3 minute readIndia to double troops in Arunachal

In a significantly attentive move towards the security of Northeast India, the Indian Army will be inducting 50-60,000 troops in Arunachal Pradesh to counter Chinese military presence and infrastructure across the International Border. This move will also result in the build up of infrastructure on the Indian side of the border.

According to a Reuters report, the Governor of Arunachal Pradesh and former Army Chief General JJ Singh said, “Two army divisions comprising 25,000 to 30,000 soldiers each will be deployed along the border in Arunachal.”

The Indian Air Force (IAF) had announced the stationing of Sukhoi-30 MKI aircraft in the Northeast in Tezpur in Assam around two weeks back. The IAF later plans to station the aircraft at Chabua in Assam, which is located quite close to Arunachal Pradesh, besides Jodhpur in Rajasthan and Halwara in Punjab. The IAF had also said it would be building airstrips and Advanced Landing Grounds (AGLs) in the Northeast, to enable greater deployment and force projection. The Sukhoi-30 MKI aircraft are to arrive in Tezpur next Monday. The IAF has also been revived/constructed ALGs at Daulat Beg Oldie and in Chushul, close to the Aksai Chin region.

Informed sources told StratPost, “Two mountain divisions are likely to be raised for stationing in Arunachal Pradesh. This is going to double our present strength in the state. The idea is to tell the Chinese that we know they’re there and that we’re there as well.” At present two divisions are stationed in Arunachal Pradesh, elements of which are also deployed in Assam. The addition of two more divisions will take the number of Indian Army troops to around 120,000 in Arunachal Pradesh. StratPost has been informed that this could ultimately result in the raising of another corps in Arunachal Pradesh.

There have been continuing border disputes between India and China, especially after the 1962 war. China has since occupied the Aksai Chin area in Jammu and Kashmir, and has subsequently constructed major infrastructure there. China’s National Highway 219 is strategically important as it connects Tibet and Xinjiang through the Aksai Chin. China also lays claim to the Tawang region in western Arunachal Pradesh and has been encroaching upon Indian territory in Arunachal Pradesh as well as Sikkim, in the process also being diplomatically ambiguous over its recognition of Sikkim as a part of India.

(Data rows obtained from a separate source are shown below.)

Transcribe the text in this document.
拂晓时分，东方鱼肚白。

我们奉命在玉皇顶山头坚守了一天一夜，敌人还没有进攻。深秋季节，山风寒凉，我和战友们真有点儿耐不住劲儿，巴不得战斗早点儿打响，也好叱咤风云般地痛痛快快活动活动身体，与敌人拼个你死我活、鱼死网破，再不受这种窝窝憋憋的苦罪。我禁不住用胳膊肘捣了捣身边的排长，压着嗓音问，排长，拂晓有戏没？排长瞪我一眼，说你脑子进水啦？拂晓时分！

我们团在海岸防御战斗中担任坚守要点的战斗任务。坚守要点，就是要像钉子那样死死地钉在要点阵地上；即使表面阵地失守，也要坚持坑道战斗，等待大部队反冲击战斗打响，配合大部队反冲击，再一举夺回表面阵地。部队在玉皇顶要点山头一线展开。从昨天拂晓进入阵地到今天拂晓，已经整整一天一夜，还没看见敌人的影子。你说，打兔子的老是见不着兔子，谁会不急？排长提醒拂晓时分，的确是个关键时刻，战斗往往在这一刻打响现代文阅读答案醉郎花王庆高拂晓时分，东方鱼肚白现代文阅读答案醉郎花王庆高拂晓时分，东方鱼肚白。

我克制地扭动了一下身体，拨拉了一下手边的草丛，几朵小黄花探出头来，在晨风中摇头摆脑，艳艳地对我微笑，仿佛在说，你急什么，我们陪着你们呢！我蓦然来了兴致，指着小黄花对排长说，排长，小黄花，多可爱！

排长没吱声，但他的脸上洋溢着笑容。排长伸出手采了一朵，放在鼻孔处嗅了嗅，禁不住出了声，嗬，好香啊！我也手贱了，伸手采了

In recent times, reports have indicated ‘creeping incursions’ by China upon the difficult-to-patrol border areas in Arunachal Pradesh. This has often been blamed on the lack of infrastructure on the Indian side, which makes it difficult for Indian border troops to patrol the frontier effectively. Indian troops currently patrol most of the difficult terrain on foot, often being unable to monitor vast areas of the border.

China on the other hand has constructed significant infrastructure including railways and highways across the border and are in a significantly stronger position in terms of ability to rapidly deploy military forces. China has plans to extend the Lhasa railway to Chumbi valley on the border with Sikkim and thence to Nyingchi on the border with Arunachal Pradesh. This will enable the Chinese PLA (People’s Liberation Army) to deploy troops rapidly throughout the region. The Indian Railways’ network is yet to enter Arunachal Pradesh or Sikkim.

StratPost has been further informed this step is also a measure at giving a robust push towards infrastructure in the state. “Naturally, we can’t just send 60,000 troops there and then expect them to get on without infrastructure. That infrastructure in terms of roads and bases for communication, transport and maintaining a presence will be built up too.”